Imported from SourceForge on 2024-07-06 16:08:44 Created by rtoy on 2012-06-15 17:51:58 Original: https://sourceforge.net/p/maxima/bugs/2424/#893e


rtoy commented 2 months ago

Imported from SourceForge on 2024-07-06 16:08:48 Created by rtoy on 2012-06-15 17:51:58 Original: https://sourceforge.net/p/maxima/bugs/2424/#ed41


expand(exponentialize(ev(%,besselexpand=true))) -> %e/4

I only knew to try this because bessel_i with half integer orders have representations in elementary functions, which you get by setting besselexpand to true.

Marking as pending/wontfix

rtoy commented 2 months ago

Imported from SourceForge on 2024-07-06 16:08:51 Created by chrisrein on 2012-06-16 11:19:57 Original: https://sourceforge.net/p/maxima/bugs/2424/#eea3


Thanks for your help!

Yes, if you are a specialist, it’s quite simple. If not, you have a problem. First you notice that all simplifications in the pull down menu of wx Maxima fail. Then you have to read a chapter about Bessel functions until you find “besselexpand”. After applying “besselexpand”, Maxima returns a sum of hyperbolic functions. Now you need “exponentialize” to get a sum of e functions and finally you see %e/4.

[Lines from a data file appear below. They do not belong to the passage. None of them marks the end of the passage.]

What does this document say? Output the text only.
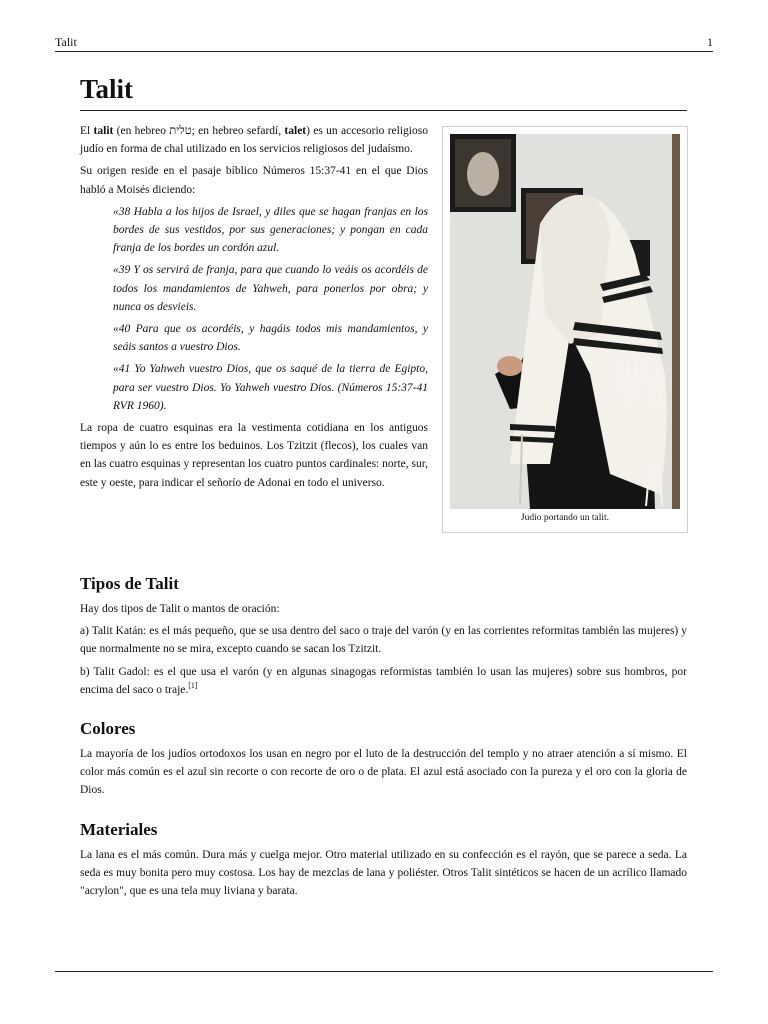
Talit	1
Talit

El talit (en hebreo טלית; en hebreo sefardí, talet) es un accesorio religioso judío en forma de chal utilizado en los servicios religiosos del judaísmo.

Su origen reside en el pasaje bíblico Números 15:37-41 en el que Dios habló a Moisés diciendo:

«38 Habla a los hijos de Israel, y diles que se hagan franjas en los bordes de sus vestidos, por sus generaciones; y pongan en cada franja de los bordes un cordón azul.

«39 Y os servirá de franja, para que cuando lo veáis os acordéis de todos los mandamientos de Yahweh, para ponerlos por obra; y nunca os desvieis.

«40 Para que os acordéis, y hagáis todos mis mandamientos, y seáis santos a vuestro Dios.

«41 Yo Yahweh vuestro Dios, que os saqué de la tierra de Egipto, para ser vuestro Dios. Yo Yahweh vuestro Dios. (Números 15:37-41 RVR 1960).

La ropa de cuatro esquinas era la vestimenta cotidiana en los antiguos tiempos y aún lo es entre los beduinos. Los Tzitzit (flecos), los cuales van en las cuatro esquinas y representan los cuatro puntos cardinales: norte, sur, este y oeste, para indicar el señorío de Adonai en todo el universo.

Judío portando un talit.
Tipos de Talit

Hay dos tipos de Talit o mantos de oración:

a) Talit Katán: es el más pequeño, que se usa dentro del saco o traje del varón (y en las corrientes reformitas también las mujeres) y que normalmente no se mira, excepto cuando se sacan los Tzitzit.

b) Talit Gadol: es el que usa el varón (y en algunas sinagogas reformistas también lo usan las mujeres) sobre sus hombros, por encima del saco o traje.[1]

Colores

La mayoría de los judíos ortodoxos los usan en negro por el luto de la destrucción del templo y no atraer atención a sí mismo. El color más común es el azul sin recorte o con recorte de oro o de plata. El azul está asociado con la pureza y el oro con la gloria de Dios.

Materiales

La lana es el más común. Dura más y cuelga mejor. Otro material utilizado en su confección es el rayón, que se parece a seda. La seda es muy bonita pero muy costosa. Los hay de mezclas de lana y poliéster. Otros Talit sintéticos se hacen de un acrílico llamado "acrylon", que es una tela muy liviana y barata.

Why do I have to do all these things? If I enter sum(n^2/(2*n)!,n,1,inf) in Wolfram Alpha I immediately get the correct result.

<marking as pending/wontfix> Ok.

Thanks again

Chris

rtoy commented 2 months ago

Imported from SourceForge on 2024-07-06 16:08:55 Created by chrisrein on 2012-06-16 11:19:57 Original: https://sourceforge.net/p/maxima/bugs/2424/#702d


rtoy commented 2 months ago

Imported from SourceForge on 2024-07-06 16:08:58 Created by rtoy on 2012-06-20 07:00:57 Original: https://sourceforge.net/p/maxima/bugs/2424/#9aff


I think it's very hard in general to know what the right answer should be. Yes %e/4 is a very simple answer. But sometimes it's also nice to know that the sum can be expressed in terms of bessel_i, which might lead to insight into other similar sums. If maxima simplified to %e/4, you wouldn't know about bessel_i, possibly missing out on the insight.

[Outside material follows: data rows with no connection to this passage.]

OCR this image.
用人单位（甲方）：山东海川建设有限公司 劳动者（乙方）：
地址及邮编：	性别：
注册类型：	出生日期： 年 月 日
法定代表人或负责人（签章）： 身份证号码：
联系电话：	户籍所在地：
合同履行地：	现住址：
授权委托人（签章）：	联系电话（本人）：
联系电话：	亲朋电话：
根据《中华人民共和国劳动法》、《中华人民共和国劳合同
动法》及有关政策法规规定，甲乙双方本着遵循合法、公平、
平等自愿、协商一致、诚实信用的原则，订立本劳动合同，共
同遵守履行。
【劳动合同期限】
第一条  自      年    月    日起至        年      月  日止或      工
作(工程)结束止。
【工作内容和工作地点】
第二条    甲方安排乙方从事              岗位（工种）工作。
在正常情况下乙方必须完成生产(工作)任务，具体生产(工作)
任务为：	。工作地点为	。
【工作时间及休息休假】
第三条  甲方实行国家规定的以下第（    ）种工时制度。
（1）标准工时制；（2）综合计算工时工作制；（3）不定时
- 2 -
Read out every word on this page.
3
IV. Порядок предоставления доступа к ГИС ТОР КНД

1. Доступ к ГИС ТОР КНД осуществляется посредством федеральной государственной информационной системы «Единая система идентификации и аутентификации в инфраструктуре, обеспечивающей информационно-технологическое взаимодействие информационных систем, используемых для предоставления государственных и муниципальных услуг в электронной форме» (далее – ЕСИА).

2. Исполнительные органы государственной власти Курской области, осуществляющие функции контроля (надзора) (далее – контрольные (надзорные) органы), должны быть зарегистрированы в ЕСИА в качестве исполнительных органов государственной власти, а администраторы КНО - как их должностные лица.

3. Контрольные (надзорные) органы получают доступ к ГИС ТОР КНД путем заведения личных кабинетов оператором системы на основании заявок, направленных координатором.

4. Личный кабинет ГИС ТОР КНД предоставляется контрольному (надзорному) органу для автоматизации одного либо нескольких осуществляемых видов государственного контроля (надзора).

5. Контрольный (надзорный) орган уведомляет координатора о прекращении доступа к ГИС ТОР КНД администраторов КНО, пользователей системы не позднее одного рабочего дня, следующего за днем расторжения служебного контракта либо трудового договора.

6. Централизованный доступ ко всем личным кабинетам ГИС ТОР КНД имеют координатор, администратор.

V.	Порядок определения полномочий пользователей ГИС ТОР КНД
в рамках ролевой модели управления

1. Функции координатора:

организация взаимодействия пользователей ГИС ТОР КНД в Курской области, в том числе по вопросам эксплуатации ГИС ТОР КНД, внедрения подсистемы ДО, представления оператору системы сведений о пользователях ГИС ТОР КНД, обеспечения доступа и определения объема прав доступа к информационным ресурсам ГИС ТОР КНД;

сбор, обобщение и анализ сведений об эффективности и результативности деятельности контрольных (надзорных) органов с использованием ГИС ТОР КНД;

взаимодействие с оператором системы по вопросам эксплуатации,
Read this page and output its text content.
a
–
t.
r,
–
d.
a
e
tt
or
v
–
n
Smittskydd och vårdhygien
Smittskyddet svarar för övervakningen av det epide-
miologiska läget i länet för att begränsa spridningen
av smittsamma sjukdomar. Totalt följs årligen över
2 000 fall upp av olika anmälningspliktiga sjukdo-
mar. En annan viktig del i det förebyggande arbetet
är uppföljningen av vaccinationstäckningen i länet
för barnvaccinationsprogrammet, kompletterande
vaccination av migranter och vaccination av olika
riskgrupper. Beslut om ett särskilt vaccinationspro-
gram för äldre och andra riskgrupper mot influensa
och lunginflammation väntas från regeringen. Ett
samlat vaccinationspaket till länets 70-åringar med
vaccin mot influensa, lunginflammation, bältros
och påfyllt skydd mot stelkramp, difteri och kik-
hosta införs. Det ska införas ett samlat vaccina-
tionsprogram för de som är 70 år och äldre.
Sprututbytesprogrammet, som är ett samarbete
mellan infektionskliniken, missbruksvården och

But it's also nice to know that maxima can simplify the result to %e/4, for the case where you don't care about the insight. :-)

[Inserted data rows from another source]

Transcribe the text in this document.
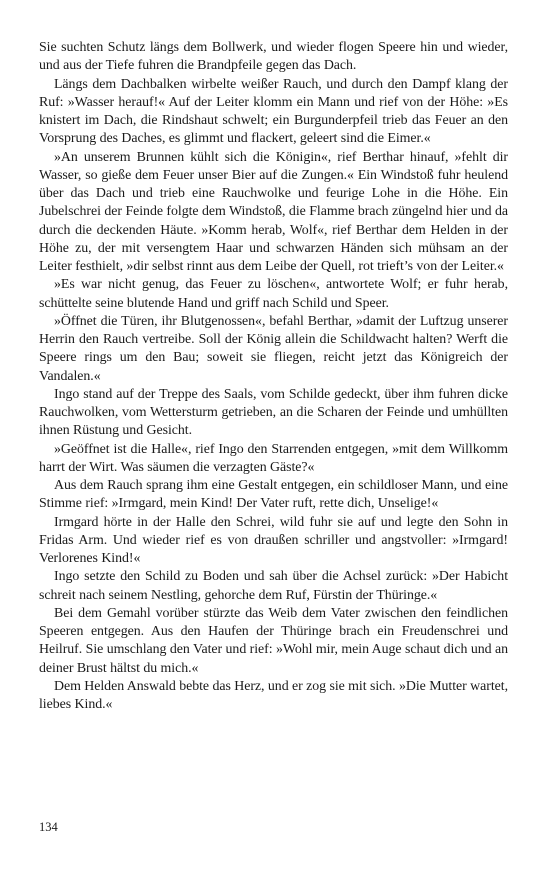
Sie suchten Schutz längs dem Bollwerk, und wieder flogen Speere hin und wieder, und aus der Tiefe fuhren die Brandpfeile gegen das Dach.

Längs dem Dachbalken wirbelte weißer Rauch, und durch den Dampf klang der Ruf: »Wasser herauf!« Auf der Leiter klomm ein Mann und rief von der Höhe: »Es knistert im Dach, die Rindshaut schwelt; ein Burgunderpfeil trieb das Feuer an den Vorsprung des Daches, es glimmt und flackert, geleert sind die Eimer.«

»An unserem Brunnen kühlt sich die Königin«, rief Berthar hinauf, »fehlt dir Wasser, so gieße dem Feuer unser Bier auf die Zungen.« Ein Windstoß fuhr heulend über das Dach und trieb eine Rauchwolke und feurige Lohe in die Höhe. Ein Jubelschrei der Feinde folgte dem Windstoß, die Flamme brach züngelnd hier und da durch die deckenden Häute. »Komm herab, Wolf«, rief Berthar dem Helden in der Höhe zu, der mit versengtem Haar und schwarzen Händen sich mühsam an der Leiter festhielt, »dir selbst rinnt aus dem Leibe der Quell, rot trieft’s von der Leiter.«

»Es war nicht genug, das Feuer zu löschen«, antwortete Wolf; er fuhr herab, schüttelte seine blutende Hand und griff nach Schild und Speer.

»Öffnet die Türen, ihr Blutgenossen«, befahl Berthar, »damit der Luftzug unserer Herrin den Rauch vertreibe. Soll der König allein die Schildwacht halten? Werft die Speere rings um den Bau; soweit sie fliegen, reicht jetzt das Königreich der Vandalen.«

Ingo stand auf der Treppe des Saals, vom Schilde gedeckt, über ihm fuhren dicke Rauchwolken, vom Wettersturm getrieben, an die Scharen der Feinde und umhüllten ihnen Rüstung und Gesicht.

»Geöffnet ist die Halle«, rief Ingo den Starrenden entgegen, »mit dem Willkomm harrt der Wirt. Was säumen die verzagten Gäste?«

Aus dem Rauch sprang ihm eine Gestalt entgegen, ein schildloser Mann, und eine Stimme rief: »Irmgard, mein Kind! Der Vater ruft, rette dich, Unselige!«

Irmgard hörte in der Halle den Schrei, wild fuhr sie auf und legte den Sohn in Fridas Arm. Und wieder rief es von draußen schriller und angstvoller: »Irmgard! Verlorenes Kind!«

Ingo setzte den Schild zu Boden und sah über die Achsel zurück: »Der Habicht schreit nach seinem Nestling, gehorche dem Ruf, Fürstin der Thüringe.«

Bei dem Gemahl vorüber stürzte das Weib dem Vater zwischen den feindlichen Speeren entgegen. Aus den Haufen der Thüringe brach ein Freudenschrei und Heilruf. Sie umschlang den Vater und rief: »Wohl mir, mein Auge schaut dich und an deiner Brust hältst du mich.«

Dem Helden Answald bebte das Herz, und er zog sie mit sich. »Die Mutter wartet, liebes Kind.«

134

rtoy commented 2 months ago

Imported from SourceForge on 2024-07-06 16:09:01 Created by robert_dodier on 2023-05-04 03:54:51 Original: https://sourceforge.net/p/maxima/bugs/2424/#7880


rtoy commented 2 months ago

Imported from SourceForge on 2024-07-06 16:09:05 Created by robert_dodier on 2023-05-04 03:54:52 Original: https://sourceforge.net/p/maxima/bugs/2424/#88fa


Looks like the reported result is correct, although it's clumsy.

At present, the result is (sinh(1) + cosh(1))/4 which is equivalent to %e/4, and not too much more complicated; ev((sinh(1) + cosh(1))/4, exponentialize); ratsimp(%); yields %e/4. (I agree those steps are kind of clumsy too.)

Closing this as not-a-bug since the result isn't incorrect, although it could be more concise.

rtoy commented 2 months ago

Imported from SourceForge on 2024-07-06 16:09:09 Created by macrakis on 2023-05-04 16:55:56 Original: https://sourceforge.net/p/maxima/bugs/2424/#88fa/d427


No need for the dangerous ev(il) -- simply ratsimp(exponentialize(...)) works. Actually pretty much any simplification operation will work: ratsimp, factor, expand, rat -- even trigrat.